Misunderstood fundamentalism | The Qatar Peninsula
By Jonathan Power
In his book “Faith and Power”, Edward Mortimer, the former Financial Times foreign affairs columnist, writing about Rishid Rida, the great Islamic scholar of the first half of the 20th century, wondered if Rida was “fundamentalist” since he was an admirer of the militant Puritan Wahhabis of Saudi Arabia. “I don’t think so,” Mortimer concluded, “although I must admit that the precise meaning of this word when used in the context of Islam escapes me.”
At a time when the West is again shaken – because of the attack on Charlie Hebdo – by the actions of extremist Islamic fundamentalists, it should be noted that it is surprisingly difficult to define fundamentalism both in Islam and in Christianity. If that means “an effort to define the foundations of one’s religion and a refusal to deviate from them once defined, then surely anyone with serious religious beliefs of any kind must be fundamentalists in that sense.”
In Christianity, there are many strains of fundamentalism. The Catholic Church, which loathes Enlightenment liberalism, is clearly fundamentalist when it comes to issues such as birth control and abortion, a position which allies the Vatican in international population conferences with many Muslim States and wins the applause of many evangelical church groups in the United States. But that kind of fundamentalism is anathema to the powerful Black Baptist churches in America, which also see themselves as part of the fundamentalist tradition. And where does the fundamentalism of Northern Ireland’s Protestant firebrand, the late Ian Paisley (and now his son) lie? His tolerance of vicious Protestant militias killing Catholics made him unacceptable to fundamentalists in the American South who consider religious tolerance an important part of their creed.
Likewise, in Islam, the so-called fundamentalists have many threads, even if they overlap and sometimes intertwine. Wahhibism is not Salafism despite their mutual respect. And the fundamentalism of Al-Qaeda and the Islamic State is neither.
It is deeply ironic that the “fundamentalist” Osama bin Laden, with his Egyptian-influenced credo, adopted a philosophy whose true pedigree goes back to the tolerant and enlightened reformism of Jamal al-Din-Afghani.

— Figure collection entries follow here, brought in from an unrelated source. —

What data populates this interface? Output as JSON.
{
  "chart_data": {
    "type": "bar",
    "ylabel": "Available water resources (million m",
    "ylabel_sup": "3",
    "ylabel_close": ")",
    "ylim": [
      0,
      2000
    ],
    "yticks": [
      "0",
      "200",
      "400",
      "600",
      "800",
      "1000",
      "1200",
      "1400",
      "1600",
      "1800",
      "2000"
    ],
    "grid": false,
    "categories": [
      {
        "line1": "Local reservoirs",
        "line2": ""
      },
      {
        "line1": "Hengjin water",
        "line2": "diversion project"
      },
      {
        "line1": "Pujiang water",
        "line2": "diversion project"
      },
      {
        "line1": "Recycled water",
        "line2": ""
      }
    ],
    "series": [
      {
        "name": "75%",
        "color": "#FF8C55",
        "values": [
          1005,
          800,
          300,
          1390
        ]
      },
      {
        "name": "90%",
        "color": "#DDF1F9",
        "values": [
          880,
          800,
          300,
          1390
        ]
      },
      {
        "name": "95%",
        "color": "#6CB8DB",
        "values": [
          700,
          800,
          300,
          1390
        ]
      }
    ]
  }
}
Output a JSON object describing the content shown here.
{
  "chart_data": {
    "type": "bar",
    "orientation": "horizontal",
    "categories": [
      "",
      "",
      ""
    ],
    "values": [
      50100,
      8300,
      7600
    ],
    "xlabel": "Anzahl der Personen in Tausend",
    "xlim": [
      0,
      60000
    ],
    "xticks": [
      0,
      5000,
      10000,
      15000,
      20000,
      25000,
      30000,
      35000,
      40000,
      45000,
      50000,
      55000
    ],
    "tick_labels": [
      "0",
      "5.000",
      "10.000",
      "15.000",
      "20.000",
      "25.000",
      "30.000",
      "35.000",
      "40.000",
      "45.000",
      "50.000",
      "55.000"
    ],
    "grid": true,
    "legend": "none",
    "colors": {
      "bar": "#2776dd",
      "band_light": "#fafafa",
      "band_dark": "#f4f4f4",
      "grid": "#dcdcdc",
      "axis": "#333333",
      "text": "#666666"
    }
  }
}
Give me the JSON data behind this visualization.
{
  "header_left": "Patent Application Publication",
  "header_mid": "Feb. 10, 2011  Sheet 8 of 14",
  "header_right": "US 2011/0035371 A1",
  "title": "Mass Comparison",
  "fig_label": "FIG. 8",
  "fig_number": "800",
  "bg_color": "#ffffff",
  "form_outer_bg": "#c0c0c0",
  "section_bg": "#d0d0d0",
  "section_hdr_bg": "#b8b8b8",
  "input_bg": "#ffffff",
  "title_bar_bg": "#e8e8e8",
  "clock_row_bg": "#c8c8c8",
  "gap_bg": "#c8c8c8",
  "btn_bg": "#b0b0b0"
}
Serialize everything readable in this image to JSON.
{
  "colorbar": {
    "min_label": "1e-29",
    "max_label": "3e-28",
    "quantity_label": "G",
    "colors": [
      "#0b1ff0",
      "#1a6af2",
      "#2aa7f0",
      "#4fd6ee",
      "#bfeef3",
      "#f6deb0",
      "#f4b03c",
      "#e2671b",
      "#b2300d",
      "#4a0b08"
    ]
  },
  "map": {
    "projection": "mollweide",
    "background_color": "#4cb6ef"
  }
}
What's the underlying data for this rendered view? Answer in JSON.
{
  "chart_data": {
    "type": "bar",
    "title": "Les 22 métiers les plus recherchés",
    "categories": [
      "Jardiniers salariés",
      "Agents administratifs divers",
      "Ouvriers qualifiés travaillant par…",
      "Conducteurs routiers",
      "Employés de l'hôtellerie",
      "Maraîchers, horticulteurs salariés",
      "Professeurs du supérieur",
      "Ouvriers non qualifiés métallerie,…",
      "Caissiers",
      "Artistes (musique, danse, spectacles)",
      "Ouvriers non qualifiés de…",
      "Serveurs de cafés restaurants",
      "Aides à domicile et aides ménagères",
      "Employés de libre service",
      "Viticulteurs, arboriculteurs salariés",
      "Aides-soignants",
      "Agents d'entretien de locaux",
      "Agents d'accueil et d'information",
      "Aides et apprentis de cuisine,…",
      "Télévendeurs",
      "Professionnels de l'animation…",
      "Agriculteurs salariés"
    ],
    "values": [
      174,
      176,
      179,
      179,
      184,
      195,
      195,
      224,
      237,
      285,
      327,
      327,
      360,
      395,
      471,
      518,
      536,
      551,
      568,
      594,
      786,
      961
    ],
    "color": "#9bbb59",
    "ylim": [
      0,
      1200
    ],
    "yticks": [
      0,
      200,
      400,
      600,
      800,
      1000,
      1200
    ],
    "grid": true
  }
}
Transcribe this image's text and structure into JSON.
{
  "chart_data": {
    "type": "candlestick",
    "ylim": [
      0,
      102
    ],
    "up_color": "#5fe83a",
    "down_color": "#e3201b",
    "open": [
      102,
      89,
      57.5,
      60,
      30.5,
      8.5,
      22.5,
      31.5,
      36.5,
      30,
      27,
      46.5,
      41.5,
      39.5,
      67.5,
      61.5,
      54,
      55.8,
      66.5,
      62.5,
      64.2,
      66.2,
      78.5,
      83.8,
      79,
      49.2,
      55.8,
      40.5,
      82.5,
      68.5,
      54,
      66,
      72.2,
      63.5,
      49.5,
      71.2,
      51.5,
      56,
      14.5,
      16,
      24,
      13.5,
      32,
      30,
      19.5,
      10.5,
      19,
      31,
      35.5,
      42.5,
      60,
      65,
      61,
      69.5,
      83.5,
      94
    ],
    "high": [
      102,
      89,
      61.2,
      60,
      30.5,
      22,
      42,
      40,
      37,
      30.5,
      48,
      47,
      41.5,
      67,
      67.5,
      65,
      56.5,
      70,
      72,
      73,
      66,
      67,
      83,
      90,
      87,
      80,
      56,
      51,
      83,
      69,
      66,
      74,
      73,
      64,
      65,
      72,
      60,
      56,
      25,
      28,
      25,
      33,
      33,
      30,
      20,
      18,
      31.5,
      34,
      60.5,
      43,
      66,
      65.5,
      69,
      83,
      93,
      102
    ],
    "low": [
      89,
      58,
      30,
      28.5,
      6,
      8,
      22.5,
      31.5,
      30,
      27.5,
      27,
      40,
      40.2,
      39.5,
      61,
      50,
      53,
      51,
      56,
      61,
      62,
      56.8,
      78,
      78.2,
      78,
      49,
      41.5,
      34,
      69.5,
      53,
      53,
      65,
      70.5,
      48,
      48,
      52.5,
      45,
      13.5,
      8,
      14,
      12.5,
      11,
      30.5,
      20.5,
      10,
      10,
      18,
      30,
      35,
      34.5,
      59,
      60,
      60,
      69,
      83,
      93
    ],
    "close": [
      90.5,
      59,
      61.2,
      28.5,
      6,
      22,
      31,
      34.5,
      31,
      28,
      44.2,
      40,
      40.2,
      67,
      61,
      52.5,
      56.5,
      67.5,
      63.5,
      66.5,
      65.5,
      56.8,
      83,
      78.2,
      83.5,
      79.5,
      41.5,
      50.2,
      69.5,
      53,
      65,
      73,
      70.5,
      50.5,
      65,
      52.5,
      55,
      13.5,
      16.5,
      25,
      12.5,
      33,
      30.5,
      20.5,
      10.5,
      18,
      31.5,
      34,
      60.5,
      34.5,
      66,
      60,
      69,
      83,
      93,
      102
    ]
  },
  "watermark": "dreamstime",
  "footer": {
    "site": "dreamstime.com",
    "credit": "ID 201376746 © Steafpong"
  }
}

Labels are not only seriously misleading, they have taken Western policy in a dangerous and totally counterproductive direction. 9/11 and Charlie Hebdo do not mean there is a clash of civilizations as many are now suggesting. The late Harvard scholar Samuel Huntington even prophesied in his seminal book, “The Clash of Civilizations,” that it might well end in nuclear war between the countries of Islam and the countries of the West. It’s really alarmist.
What can the West do to lessen this Islamic hostility which has now reached unprecedented levels – most worryingly in Pakistan, Afghanistan, Palestine and among a very small minority residing in Western Europe? (Less than 40% of Muslims in France attend the mosque regularly as they become increasingly secularized.)
Europeans must face up more forcefully than hitherto to the ignorance that permeates part of the indigenous population and the police forces. This means making more of an effort to find jobs for young unemployed people, especially descendants of immigrants, even if it is just paid training in skills that are useful for the return of economic growth. This means spending resources to demolish soulless housing blocks and replace them with ground floor apartments, shops, mosques, churches, playgrounds and cinemas – the essence of a life stable community that will not be fertile ground for extremism. Europe must realize that there are no cheap immigrants.
Europe faces a future crisis as the indigenous population ages. The answer is certainly not more immigration, but pushing older people to retire much later. There’s no reason why a 75-year-old doctor, teacher or journalist can’t work – or a plumber, a bus driver or a worker on an assembly line. Look at Pope Francis at 78 or Janet Yellen, chairwoman of the US Federal Reserve – at age 68, she was only named last year.
Abroad, foreign policy must be radically redesigned. More Iraq and Afghanistan – President Barack Obama sees this and therefore made the right decision not to bomb Syria.
It means increasing the pressure on Israel. This means renouncing all “preventive” military action regardless of the state of Iran’s putative nuclear bomb. With Turkey, it is a matter of accelerating the negotiations which would lead to EU membership.
Moreover, as Pope Francis said while visiting the Philippines, we must not make fun of other people’s sensitivities, even though we have the right to do so.
We are part of the global village and we can upset and hurt other peoples by our extremism – pornography in hotels or women who dress ultra provocatively. A woman’s best friend is what she can refer to.
In short, we must strive to protect and respect all our fundamentals.